Lent is a season for waiting, waiting for Easter, for resurrection, for the healing of wounds, even those wounds that feel like the beginnings of death, wounds in our bodies and souls, as we join all of creation in waiting for redemption, for renewed life, for God to breath into our valleys of dry bones, the deadness inside of us and in the world, for God to share with us the spirit of life, the breath of life: “I will cause breath to enter you, and you shall live,” we hear God say in Ezekiel. “I will lay sinews on you, and will cause flesh to come upon you, and cover you with skin, and put breath in you, and you shall live” (Ezekiel 37:5-6).
During Lent we learn how to wait for God, for God to breath into us, to breath through us. During Lent we remind ourselves that we are waiting for God, for God to resurrect life in us and in the world.

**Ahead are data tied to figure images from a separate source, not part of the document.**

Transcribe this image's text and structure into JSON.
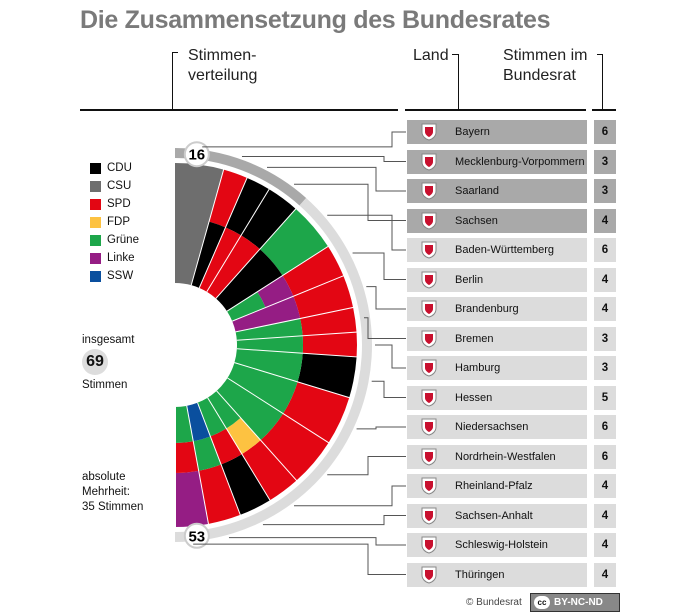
{
  "title": "Die Zusammensetzung des Bundesrates",
  "headers": {
    "distribution": "Stimmen-\nverteilung",
    "distribution_line1": "Stimmen-",
    "distribution_line2": "verteilung",
    "land": "Land",
    "votes_line1": "Stimmen im",
    "votes_line2": "Bundesrat"
  },
  "legend": [
    {
      "party": "CDU",
      "color": "#000000"
    },
    {
      "party": "CSU",
      "color": "#6e6e6e"
    },
    {
      "party": "SPD",
      "color": "#e30613"
    },
    {
      "party": "FDP",
      "color": "#fdc241"
    },
    {
      "party": "Grüne",
      "color": "#1da64a"
    },
    {
      "party": "Linke",
      "color": "#951d84"
    },
    {
      "party": "SSW",
      "color": "#0a4f9e"
    }
  ],
  "total": {
    "label_top": "insgesamt",
    "value": "69",
    "label_bottom": "Stimmen"
  },
  "majority": {
    "line1": "absolute",
    "line2": "Mehrheit:",
    "line3": "35 Stimmen"
  },
  "chart_markers": {
    "first": "16",
    "second": "53"
  },
  "states": [
    {
      "name": "Bayern",
      "votes": 6,
      "row_color": "#a9a9a9",
      "crest": "bayern-crest"
    },
    {
      "name": "Mecklenburg-Vorpommern",
      "votes": 3,
      "row_color": "#a9a9a9",
      "crest": "mv-crest"
    },
    {
      "name": "Saarland",
      "votes": 3,
      "row_color": "#a9a9a9",
      "crest": "saarland-crest"
    },
    {
      "name": "Sachsen",
      "votes": 4,
      "row_color": "#a9a9a9",
      "crest": "sachsen-crest"
    },
    {
      "name": "Baden-Württemberg",
      "votes": 6,
      "row_color": "#dcdcdc",
      "crest": "bw-crest"
    },
    {
      "name": "Berlin",
      "votes": 4,
      "row_color": "#dcdcdc",
      "crest": "berlin-crest"
    },
    {
      "name": "Brandenburg",
      "votes": 4,
      "row_color": "#dcdcdc",
      "crest": "brandenburg-crest"
    },
    {
      "name": "Bremen",
      "votes": 3,
      "row_color": "#dcdcdc",
      "crest": "bremen-crest"
    },
    {
      "name": "Hamburg",
      "votes": 3,
      "row_color": "#dcdcdc",
      "crest": "hamburg-crest"
    },
    {
      "name": "Hessen",
      "votes": 5,
      "row_color": "#dcdcdc",
      "crest": "hessen-crest"
    },
    {
      "name": "Niedersachsen",
      "votes": 6,
      "row_color": "#dcdcdc",
      "crest": "niedersachsen-crest"
    },
    {
      "name": "Nordrhein-Westfalen",
      "votes": 6,
      "row_color": "#dcdcdc",
      "crest": "nrw-crest"
    },
    {
      "name": "Rheinland-Pfalz",
      "votes": 4,
      "row_color": "#dcdcdc",
      "crest": "rlp-crest"
    },
    {
      "name": "Sachsen-Anhalt",
      "votes": 4,
      "row_color": "#dcdcdc",
      "crest": "sachsen-anhalt-crest"
    },
    {
      "name": "Schleswig-Holstein",
      "votes": 4,
      "row_color": "#dcdcdc",
      "crest": "sh-crest"
    },
    {
      "name": "Thüringen",
      "votes": 4,
      "row_color": "#dcdcdc",
      "crest": "thueringen-crest"
    }
  ],
  "chart_data": {
    "type": "pie",
    "title": "Stimmenverteilung",
    "total_votes": 69,
    "majority": 35,
    "wedges": [
      {
        "state": "Bayern",
        "votes": 6,
        "bands": [
          "CSU"
        ]
      },
      {
        "state": "Mecklenburg-Vorpommern",
        "votes": 3,
        "bands": [
          "SPD",
          "CDU"
        ]
      },
      {
        "state": "Saarland",
        "votes": 3,
        "bands": [
          "CDU",
          "SPD"
        ]
      },
      {
        "state": "Sachsen",
        "votes": 4,
        "bands": [
          "CDU",
          "SPD"
        ]
      },
      {
        "state": "Baden-Württemberg",
        "votes": 6,
        "bands": [
          "Grüne",
          "CDU"
        ]
      },
      {
        "state": "Berlin",
        "votes": 4,
        "bands": [
          "SPD",
          "Linke",
          "Grüne"
        ]
      },
      {
        "state": "Brandenburg",
        "votes": 4,
        "bands": [
          "SPD",
          "Linke"
        ]
      },
      {
        "state": "Bremen",
        "votes": 3,
        "bands": [
          "SPD",
          "Grüne"
        ]
      },
      {
        "state": "Hamburg",
        "votes": 3,
        "bands": [
          "SPD",
          "Grüne"
        ]
      },
      {
        "state": "Hessen",
        "votes": 5,
        "bands": [
          "CDU",
          "Grüne"
        ]
      },
      {
        "state": "Niedersachsen",
        "votes": 6,
        "bands": [
          "SPD",
          "Grüne"
        ]
      },
      {
        "state": "Nordrhein-Westfalen",
        "votes": 6,
        "bands": [
          "SPD",
          "Grüne"
        ]
      },
      {
        "state": "Rheinland-Pfalz",
        "votes": 4,
        "bands": [
          "SPD",
          "FDP",
          "Grüne"
        ]
      },
      {
        "state": "Sachsen-Anhalt",
        "votes": 4,
        "bands": [
          "CDU",
          "SPD",
          "Grüne"
        ]
      },
      {
        "state": "Schleswig-Holstein",
        "votes": 4,
        "bands": [
          "SPD",
          "Grüne",
          "SSW"
        ]
      },
      {
        "state": "Thüringen",
        "votes": 4,
        "bands": [
          "Linke",
          "SPD",
          "Grüne"
        ]
      }
    ],
    "legend_position": "left"
  }
}
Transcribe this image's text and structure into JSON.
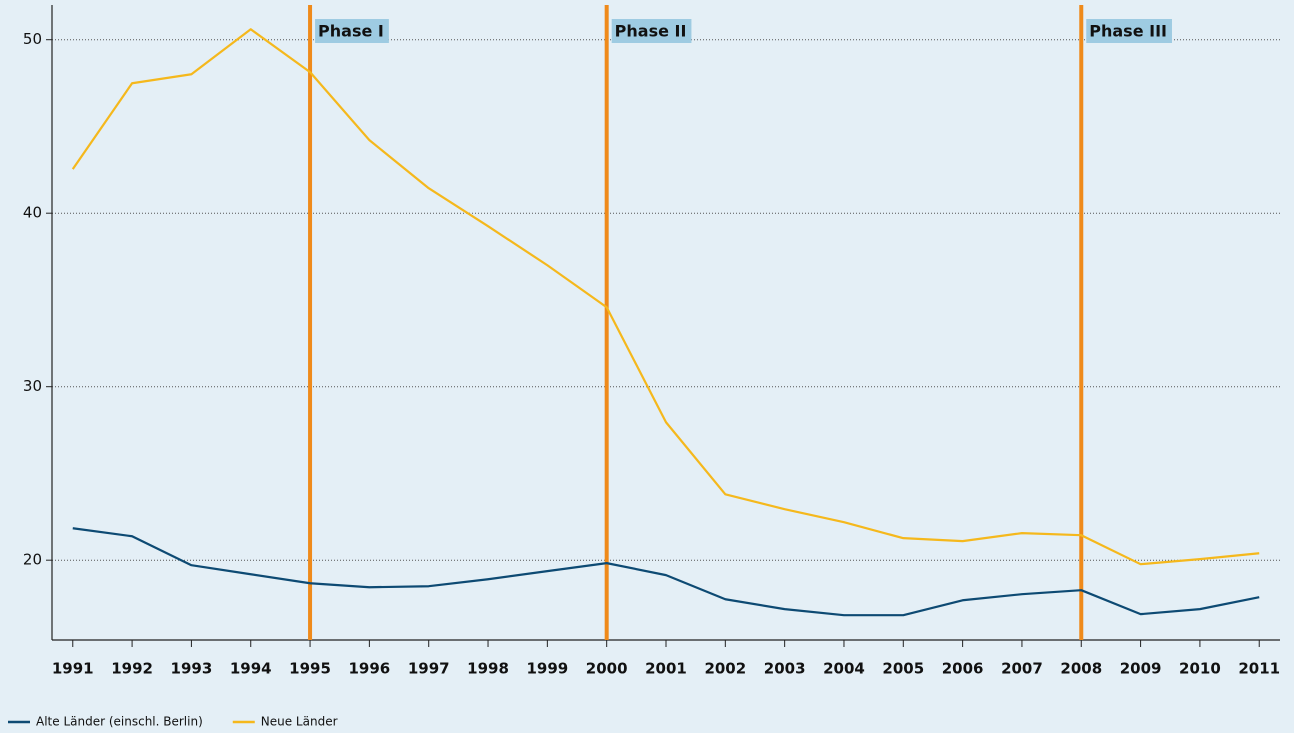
{
  "chart_data": {
    "type": "line",
    "x": [
      1991,
      1992,
      1993,
      1994,
      1995,
      1996,
      1997,
      1998,
      1999,
      2000,
      2001,
      2002,
      2003,
      2004,
      2005,
      2006,
      2007,
      2008,
      2009,
      2010,
      2011
    ],
    "series": [
      {
        "name": "Alte Länder (einschl. Berlin)",
        "color": "#0d4a73",
        "values": [
          21.84,
          21.38,
          19.71,
          19.19,
          18.67,
          18.44,
          18.5,
          18.9,
          19.37,
          19.83,
          19.14,
          17.75,
          17.18,
          16.83,
          16.83,
          17.69,
          18.04,
          18.27,
          16.89,
          17.18,
          17.87
        ]
      },
      {
        "name": "Neue Länder",
        "color": "#f5b81c",
        "values": [
          42.54,
          47.49,
          48.01,
          50.6,
          48.13,
          44.21,
          41.44,
          39.25,
          37.0,
          34.58,
          27.95,
          23.8,
          22.94,
          22.19,
          21.27,
          21.1,
          21.56,
          21.44,
          19.77,
          20.06,
          20.4
        ]
      }
    ],
    "annotations": [
      {
        "x": 1995,
        "label": "Phase I"
      },
      {
        "x": 2000,
        "label": "Phase II"
      },
      {
        "x": 2008,
        "label": "Phase III"
      }
    ],
    "annotation_color": "#ef8a1a",
    "xlim": [
      1990.65,
      2011.35
    ],
    "ylim": [
      15.4,
      52.0
    ],
    "yticks": [
      20,
      30,
      40,
      50
    ],
    "grid": true,
    "legend": "bottom-left"
  }
}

During Lent we take time to wait, to wait with our longings, to wait with our hopes — we take time to learn how to be creatures, how to be human beings, who can’t control the future, but can learn how to trust God: that the same God who brought Lazarus back from the dead will give us reason to hope, that the same God who spoke life into the valley of bones will speak life to us, that God will look at our lives and say, as God says in Ezekiel, “Come from the four winds, O Spirit, and breathe upon these that they may live” (37:9).
During Lent, we remind ourselves that we are waiting for God, for God to show up in our lives — to show up in our longings and desires, in our dreams and hopes, to show up in our fears.
We are like Mary and Martha, waiting for Jesus to get here, but taking so long, for some reason unknown to us — only God knows why he’s taking so long. We are like the Psalmist, waiting for daybreak, waiting for God to show up.
“I wait for the Lord, my soul waits, and in his word I hope; my soul waits for the Lord more than those who watch for the morning, more than those who watch for the morning.”